Механик Сиротка в чистой рубашке с пустым рукавом, заткнутым за пояс, подошёл к Цыбуле и сказал негромко, сквозь стиснутые зубы:

— Молитесь, господа? Боитесь, как бы не умереть, а люди вот погибли, хорошие люди.

— Бог дал, бог взял, — сердито ответил ему Цыбуля и отвернулся.

— Бог взял? — со зловещим спокойствием переспросил Сиротка. — А где он есть, бог? Покажи мне его!

— Богохульник, — сердито прошипел трактирщик Титов, — разве можно так говорить? Бог живёт в тебе самом, в душе твоей.

Лицо у Сиротки потемнело.

— Во мне живёт? — спросил он, берясь за ворот рубашки, точно ему стало душно. — Где же он во мне, покажи? — Он потянул за ворот так, что посыпались пуговицы и обнажилась худая грудь. — Здесь, что ли? Здесь, я у тебя спрашиваю? — задыхаясь и наступая на трактирщика, спрашивал Сиротка. — Тогда почему бог не видит, что я голодный, а ты, паразит, заплыл жиром?

— Тш-ш… — прошипел трактирщик, косясь на Сиротку, — батюшка услышит. Не стыдно тебе?

— Твой батюшка — жандарм в рясе. Стыдно должно быть вам, из-за вас погибли рабочие люди!

— Не смеешь так разговаривать со мной! — вдруг выкрикнул трактирщик. — Я купец первой гильдии, я гласный городской думы! Эй, городовой!

— Зови, зови, гад, захлебнётесь нашей кровью. Жандармы тотчас же схватили Сиротку и увели. Я почувствовал невыразимую ненависть к торговцам. Чем бы им отплатить? Я свернул в кармане такую дулю, что если бы Цыбуля увидел, то помер бы от злости. «На́ тебе дулю, колбаса вонючая, и тебе тоже, Тит Титыч», — мысленно повторял я, но вынуть дулю из кармана и показать побоялся: ещё даст по шее — головы не повернёшь.

Я заметил, что Васька еле сдерживал себя от злости. Я стал следить за тем, что он будет делать, чтобы самому делать то же самое.

Васька подошёл к низенькому трактирщику, остановился и сказал ему прямо в лицо:

— Буржуй, свинячий хвост пожуй!

Трактирщик уставился на Ваську.

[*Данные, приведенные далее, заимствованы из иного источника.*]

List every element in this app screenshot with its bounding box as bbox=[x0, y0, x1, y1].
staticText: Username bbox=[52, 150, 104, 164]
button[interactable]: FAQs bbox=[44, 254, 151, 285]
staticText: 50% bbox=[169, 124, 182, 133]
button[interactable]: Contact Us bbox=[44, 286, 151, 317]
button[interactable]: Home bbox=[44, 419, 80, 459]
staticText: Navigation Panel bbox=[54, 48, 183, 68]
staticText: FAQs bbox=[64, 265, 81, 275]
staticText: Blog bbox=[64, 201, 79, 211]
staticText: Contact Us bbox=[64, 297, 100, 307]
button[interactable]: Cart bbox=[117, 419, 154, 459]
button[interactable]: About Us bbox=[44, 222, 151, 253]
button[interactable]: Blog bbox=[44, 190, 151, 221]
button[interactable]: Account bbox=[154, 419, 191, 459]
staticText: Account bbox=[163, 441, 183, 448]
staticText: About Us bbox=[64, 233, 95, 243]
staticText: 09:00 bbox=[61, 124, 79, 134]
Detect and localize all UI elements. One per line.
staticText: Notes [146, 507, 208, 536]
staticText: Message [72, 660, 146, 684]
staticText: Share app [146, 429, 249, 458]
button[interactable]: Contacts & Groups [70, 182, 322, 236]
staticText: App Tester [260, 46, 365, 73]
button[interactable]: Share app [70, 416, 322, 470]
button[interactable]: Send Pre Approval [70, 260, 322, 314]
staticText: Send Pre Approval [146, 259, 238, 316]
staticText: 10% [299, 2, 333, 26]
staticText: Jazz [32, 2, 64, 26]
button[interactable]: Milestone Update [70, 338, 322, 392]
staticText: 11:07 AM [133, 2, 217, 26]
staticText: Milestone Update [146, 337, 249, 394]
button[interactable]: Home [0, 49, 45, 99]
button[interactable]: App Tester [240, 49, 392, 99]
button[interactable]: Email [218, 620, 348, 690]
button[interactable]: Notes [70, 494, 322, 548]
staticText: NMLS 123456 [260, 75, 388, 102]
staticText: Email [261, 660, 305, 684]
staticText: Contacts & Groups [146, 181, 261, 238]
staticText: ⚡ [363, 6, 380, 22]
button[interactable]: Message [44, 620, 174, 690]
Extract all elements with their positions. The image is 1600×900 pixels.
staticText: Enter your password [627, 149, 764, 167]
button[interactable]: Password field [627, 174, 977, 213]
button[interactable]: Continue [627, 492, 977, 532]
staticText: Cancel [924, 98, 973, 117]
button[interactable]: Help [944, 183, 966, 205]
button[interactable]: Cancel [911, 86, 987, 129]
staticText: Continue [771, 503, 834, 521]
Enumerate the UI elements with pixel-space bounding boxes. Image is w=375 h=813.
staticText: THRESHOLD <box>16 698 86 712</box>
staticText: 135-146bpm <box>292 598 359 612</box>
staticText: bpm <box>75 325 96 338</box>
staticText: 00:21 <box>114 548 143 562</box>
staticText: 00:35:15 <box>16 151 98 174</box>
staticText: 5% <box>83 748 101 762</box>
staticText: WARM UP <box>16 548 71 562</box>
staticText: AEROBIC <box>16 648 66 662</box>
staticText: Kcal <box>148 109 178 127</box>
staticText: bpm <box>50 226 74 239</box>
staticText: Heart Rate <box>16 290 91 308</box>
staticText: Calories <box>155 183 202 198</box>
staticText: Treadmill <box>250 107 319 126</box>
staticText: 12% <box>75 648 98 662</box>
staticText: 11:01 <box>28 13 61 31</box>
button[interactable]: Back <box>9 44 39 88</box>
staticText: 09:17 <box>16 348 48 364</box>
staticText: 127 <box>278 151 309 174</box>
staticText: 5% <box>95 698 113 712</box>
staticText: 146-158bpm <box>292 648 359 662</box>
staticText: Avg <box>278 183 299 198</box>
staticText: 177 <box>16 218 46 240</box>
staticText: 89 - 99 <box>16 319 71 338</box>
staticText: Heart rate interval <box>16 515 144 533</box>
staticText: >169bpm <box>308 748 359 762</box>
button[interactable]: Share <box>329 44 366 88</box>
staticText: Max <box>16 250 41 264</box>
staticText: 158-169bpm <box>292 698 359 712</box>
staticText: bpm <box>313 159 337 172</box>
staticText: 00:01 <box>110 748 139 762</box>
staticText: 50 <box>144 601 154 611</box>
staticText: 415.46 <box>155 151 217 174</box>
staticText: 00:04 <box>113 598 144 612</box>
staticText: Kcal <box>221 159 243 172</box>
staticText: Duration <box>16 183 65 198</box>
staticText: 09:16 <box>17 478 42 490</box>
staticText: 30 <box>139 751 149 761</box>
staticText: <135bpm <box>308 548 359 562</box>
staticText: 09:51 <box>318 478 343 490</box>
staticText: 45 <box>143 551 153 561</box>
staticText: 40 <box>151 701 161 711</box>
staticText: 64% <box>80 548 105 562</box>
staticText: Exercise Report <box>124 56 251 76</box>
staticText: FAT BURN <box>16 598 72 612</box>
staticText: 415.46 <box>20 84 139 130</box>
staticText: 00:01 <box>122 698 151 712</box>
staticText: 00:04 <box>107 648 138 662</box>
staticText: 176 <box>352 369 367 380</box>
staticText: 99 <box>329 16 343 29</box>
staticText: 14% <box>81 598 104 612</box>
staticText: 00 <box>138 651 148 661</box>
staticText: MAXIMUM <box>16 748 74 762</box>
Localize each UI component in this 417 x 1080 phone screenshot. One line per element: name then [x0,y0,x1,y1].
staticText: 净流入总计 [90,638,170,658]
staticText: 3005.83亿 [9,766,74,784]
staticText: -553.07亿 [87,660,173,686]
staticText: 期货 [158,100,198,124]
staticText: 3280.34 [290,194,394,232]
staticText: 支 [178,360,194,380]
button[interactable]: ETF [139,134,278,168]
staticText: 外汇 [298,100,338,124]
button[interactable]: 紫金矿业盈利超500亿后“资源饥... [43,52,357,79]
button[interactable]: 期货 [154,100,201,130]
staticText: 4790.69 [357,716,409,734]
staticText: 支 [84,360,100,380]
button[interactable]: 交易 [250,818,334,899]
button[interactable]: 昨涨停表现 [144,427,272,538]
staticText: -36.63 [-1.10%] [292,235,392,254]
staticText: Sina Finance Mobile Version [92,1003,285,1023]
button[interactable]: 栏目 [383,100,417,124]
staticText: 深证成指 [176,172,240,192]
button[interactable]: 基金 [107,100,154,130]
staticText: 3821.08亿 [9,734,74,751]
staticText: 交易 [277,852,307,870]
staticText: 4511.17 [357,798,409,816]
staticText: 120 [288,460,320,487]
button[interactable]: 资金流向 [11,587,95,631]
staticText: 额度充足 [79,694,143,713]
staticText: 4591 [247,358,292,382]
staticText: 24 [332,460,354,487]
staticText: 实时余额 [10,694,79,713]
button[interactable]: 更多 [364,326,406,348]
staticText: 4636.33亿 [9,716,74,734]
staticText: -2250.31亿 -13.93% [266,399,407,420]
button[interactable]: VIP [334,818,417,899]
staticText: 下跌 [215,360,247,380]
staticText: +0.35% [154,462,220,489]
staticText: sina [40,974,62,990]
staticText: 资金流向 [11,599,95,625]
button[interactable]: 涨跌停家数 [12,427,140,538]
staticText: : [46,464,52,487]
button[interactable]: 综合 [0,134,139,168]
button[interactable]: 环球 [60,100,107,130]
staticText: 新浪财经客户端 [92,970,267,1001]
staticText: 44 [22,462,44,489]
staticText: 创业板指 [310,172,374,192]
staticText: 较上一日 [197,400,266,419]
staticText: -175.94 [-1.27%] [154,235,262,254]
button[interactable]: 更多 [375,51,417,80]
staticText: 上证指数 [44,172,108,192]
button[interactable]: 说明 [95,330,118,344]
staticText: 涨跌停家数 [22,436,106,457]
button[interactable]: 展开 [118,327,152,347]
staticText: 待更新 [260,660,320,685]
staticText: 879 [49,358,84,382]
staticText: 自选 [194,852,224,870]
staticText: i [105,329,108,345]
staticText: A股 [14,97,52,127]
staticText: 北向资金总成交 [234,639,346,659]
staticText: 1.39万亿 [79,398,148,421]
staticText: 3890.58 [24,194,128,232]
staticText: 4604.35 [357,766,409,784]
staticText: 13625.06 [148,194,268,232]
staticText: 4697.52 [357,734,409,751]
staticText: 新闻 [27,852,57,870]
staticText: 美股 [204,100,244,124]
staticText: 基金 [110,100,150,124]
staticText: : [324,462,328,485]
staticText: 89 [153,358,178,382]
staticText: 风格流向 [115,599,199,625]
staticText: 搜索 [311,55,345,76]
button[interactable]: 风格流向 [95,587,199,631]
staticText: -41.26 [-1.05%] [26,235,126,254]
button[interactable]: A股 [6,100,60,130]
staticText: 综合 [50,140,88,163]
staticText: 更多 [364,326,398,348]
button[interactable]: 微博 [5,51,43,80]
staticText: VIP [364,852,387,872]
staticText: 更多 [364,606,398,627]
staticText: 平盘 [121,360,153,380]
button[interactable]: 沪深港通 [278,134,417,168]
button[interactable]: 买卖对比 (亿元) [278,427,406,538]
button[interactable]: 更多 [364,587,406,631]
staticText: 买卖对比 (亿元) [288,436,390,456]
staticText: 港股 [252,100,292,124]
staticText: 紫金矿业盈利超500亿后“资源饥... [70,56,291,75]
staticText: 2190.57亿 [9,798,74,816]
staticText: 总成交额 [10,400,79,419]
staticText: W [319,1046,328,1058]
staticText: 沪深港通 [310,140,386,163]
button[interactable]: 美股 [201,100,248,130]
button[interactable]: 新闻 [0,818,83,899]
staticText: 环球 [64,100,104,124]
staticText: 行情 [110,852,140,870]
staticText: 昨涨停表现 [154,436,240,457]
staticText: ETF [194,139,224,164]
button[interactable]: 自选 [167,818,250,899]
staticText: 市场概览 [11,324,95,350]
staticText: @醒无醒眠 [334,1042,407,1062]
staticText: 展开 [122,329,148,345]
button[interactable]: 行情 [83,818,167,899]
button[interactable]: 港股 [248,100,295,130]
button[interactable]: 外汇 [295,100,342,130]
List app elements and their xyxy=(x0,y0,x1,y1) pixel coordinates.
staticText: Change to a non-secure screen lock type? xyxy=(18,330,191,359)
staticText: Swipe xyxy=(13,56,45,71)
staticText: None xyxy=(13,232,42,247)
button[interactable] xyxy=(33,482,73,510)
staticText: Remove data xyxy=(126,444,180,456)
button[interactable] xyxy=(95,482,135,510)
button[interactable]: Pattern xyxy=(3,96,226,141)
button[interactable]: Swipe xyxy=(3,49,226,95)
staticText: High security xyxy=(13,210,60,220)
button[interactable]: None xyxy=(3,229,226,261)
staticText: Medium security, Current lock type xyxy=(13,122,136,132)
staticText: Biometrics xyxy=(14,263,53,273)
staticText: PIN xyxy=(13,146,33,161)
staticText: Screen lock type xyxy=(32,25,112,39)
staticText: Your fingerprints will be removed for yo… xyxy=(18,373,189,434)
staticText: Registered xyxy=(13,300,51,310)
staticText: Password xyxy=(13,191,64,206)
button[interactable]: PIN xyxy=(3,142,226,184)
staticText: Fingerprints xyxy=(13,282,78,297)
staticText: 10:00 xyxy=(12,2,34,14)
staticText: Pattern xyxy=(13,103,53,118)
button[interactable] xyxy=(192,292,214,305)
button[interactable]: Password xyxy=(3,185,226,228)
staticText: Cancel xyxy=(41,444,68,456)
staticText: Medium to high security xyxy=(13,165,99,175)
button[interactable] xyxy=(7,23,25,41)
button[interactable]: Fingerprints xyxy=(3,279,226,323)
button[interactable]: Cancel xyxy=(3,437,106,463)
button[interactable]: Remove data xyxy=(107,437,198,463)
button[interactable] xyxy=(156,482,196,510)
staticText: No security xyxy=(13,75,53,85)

Я тоже прошёл мимо, но, не зная, что сказать, скорчил рожу и показал язык.

— Рвань несчастная, босяки! — вскричал купец. — Всех вас туда надо, в яму!

У меня отлегло от сердца: пусть ругается, зато наш верх.

7

Мы ушли с кладбища после всех, когда там оставались только полиция да плачущие над могилами женщины с детьми.

Мы шли по степи молча, разговаривать не хотелось. Тяжёлый камень лежал на сердце. Уже вечерело, и мы подходили к окраине посёлка, когда нас догнал фаэтон, мчавшийся со стороны Пастуховского рудника.